In the coming weeks Mr Parsons is likely to choose whether to team up with Microsoft or Google, the two companies that have been in talks for months about buying a minority stake in AOL.
The decision is particularly important because AOL is regarded as an undervalued part of Time Warner’s media businesses, which include Time Inc publishing, Time Warner Cable and the Warner Brothers studios, and CNN and HBO, the cable channels.
If Mr Parsons can make a deal that pushes Time Warner’s share price decisively above $18, it would remove some of the pressure from a group of shareholders led by Carl Icahn, the billionaire financier, for radical changes and board control at Time Warner.
“It [an AOL deal] could neutralise the Carl Icahn pressure, possibly eliminating what could otherwise become a costly distraction,” says Douglas Shapiro, analyst at Banc of America Securities.

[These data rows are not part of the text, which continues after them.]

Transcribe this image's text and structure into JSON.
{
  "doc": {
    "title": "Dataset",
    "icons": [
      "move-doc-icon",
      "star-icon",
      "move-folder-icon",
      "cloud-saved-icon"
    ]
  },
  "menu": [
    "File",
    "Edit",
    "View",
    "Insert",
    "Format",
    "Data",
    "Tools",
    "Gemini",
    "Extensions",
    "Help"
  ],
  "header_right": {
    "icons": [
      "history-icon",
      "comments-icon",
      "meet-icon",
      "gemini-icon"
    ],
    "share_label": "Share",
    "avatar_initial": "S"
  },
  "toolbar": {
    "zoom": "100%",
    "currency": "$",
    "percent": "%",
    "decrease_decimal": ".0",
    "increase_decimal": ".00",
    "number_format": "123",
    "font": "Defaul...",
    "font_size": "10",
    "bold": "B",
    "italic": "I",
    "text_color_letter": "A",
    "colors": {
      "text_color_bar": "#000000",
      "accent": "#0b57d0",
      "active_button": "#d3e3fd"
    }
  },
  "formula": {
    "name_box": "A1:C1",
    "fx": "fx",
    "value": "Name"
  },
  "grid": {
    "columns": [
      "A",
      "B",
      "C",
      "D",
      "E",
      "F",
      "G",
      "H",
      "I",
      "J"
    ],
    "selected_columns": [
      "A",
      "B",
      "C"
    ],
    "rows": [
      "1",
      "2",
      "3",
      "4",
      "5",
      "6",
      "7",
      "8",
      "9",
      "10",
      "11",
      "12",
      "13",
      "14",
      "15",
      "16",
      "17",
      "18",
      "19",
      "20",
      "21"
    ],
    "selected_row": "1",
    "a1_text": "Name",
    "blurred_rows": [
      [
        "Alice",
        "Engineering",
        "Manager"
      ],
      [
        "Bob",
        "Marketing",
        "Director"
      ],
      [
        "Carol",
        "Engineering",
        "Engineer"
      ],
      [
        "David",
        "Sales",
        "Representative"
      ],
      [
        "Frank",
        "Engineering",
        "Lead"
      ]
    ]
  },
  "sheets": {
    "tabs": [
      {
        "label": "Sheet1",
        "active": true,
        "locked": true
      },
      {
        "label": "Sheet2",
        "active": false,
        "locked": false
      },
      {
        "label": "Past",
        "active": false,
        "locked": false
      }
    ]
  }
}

Mr Parsons has still not determined whether to sell a stake in AOL as part of the transaction or whether to pursue a partnership with Microsoft or Google that does not include giving up a share in AOL, according to people briefed on discussions.
“It is likely Time Warner will get to the end of the process over the course of the next couple of weeks,” says a person familiar with the deal. “Things are winding to a close but whether there is a business partnership announced or whether a stake in AOL will be sold is still under discussion.”
According to some participants in the talks, Microsoft and Google have made offers for a minority stake that would value AOL at more than $22.5bn. The stock market values AOL much lower, at about $10bn, or $2 per Time Warner share, according to Banc of America.
“The best chance of pushing Time Warner shares higher would come from announcing a deal valuing AOL at over $20bn, but selling just a very small stake to Microsoft or AOL, which would allow Time Warner to keep exposure to the growing internet advertising market,” says one banker.
The interest in AOL comes after years of uncertainty in the division. Mr Parsons, who took over as chief executive in 2002 and wants to retain control of AOL, has presided over a difficult period at Time Warner following its merger with AOL at the height of the internet bubble.
Since then, far-reaching changes have been undertaken at AOL, which continues to be widely used for internet access in the US. The growth in broadband internet connections is leading to a decline in this dial-up business, however, and AOL this year recast itself as a free-access internet portal aimed at capturing a slice of the growing internet advertising market.
Nielsen/NetRatings estimates that in September AOL had a unique audience of 72m in the US. MSN, Microsoft’s internet business, had 89m and Google 79m. The top slot is taken by Yahoo with 99m.
“Both Microsoft and Google know that AOL could change their relative position for the future,” says one Time Warner investor. “This should allow Dick Parsons to get a good value for AOL.”